A parsons chair is a special kind of upholstered dining chair. The name has nothing to do with the clergy. The chair was named for its origin – it was created in Paris in the 1930s, by a designer at the famous Parsons School of Design.

When designing the chair, the Parsons School designers didn’t radically reinvent the idea of the chair (as, say, the Bauhaus did in Germany). Instead, the designers streamlined historical influences, kept what worked, threw away what didn’t, and created an enduring modern classic. The main traits of this – its naturalism, simplicity and linear look – are classic Modernist traits, but the style reflects 1800s Mission and Arts and Crafts styles, the Art Nouveau styles that emerged later, and the Art Deco that was contemporary at the time of the parsons chair’s design. The simplicity of the chair fits with these styles and a great variety of others, both classic and modern.

Originally, it was meant to be used in a set with the parsons table, whose linear look reflects a similar aesthetic in the matching chair. However, in a bit of irony, the simplicity of both has led to them being adapted separately into many styles of furniture and decor. The result? Today, they are rarely seen together. The parsons style is so adaptable that many who own a parsons table or a parsons chair have no idea that companion pieces exist. The parsons chair is virtually always crafted of hardwood, and features a slightly curving, squared backrest and legs. They are usually featured with slipcover upholstery that entirely covers the legs and gives it a solid, monumental appearance. This slipcover is optional or absent on many recent models.

Most parsons chairs nowadays are direct clones of the original Parsons School design. However, many recent variations exist, including versions with cabriole legs, Chippendale-influenced designs, shorter or taller designs, and versions with armrests, versions inspired more or less by Art Nouveau or Art Deco, and so on.
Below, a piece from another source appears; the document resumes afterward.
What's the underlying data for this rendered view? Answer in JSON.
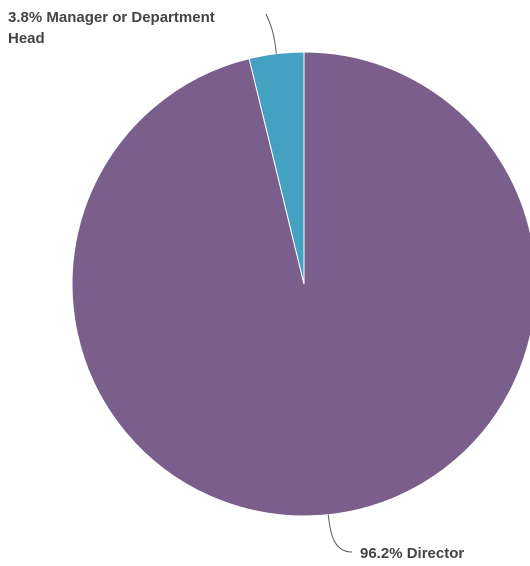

The original Parsons School design was upholstered in leather, and this is still a very popular upholstery option, though microfabrics are increasingly used. The wide variety of options available today should ensure that you’ll be able to find one that’s right for you.

Due to its simplicity, comfort and ease of cleaning, the parsons chair remains enduringly popular, especially in restaurants. In fact, you might already own and enjoy one without realizing what it is. We hope that knowledge of this chair’s history should deepen your appreciation for this unique design.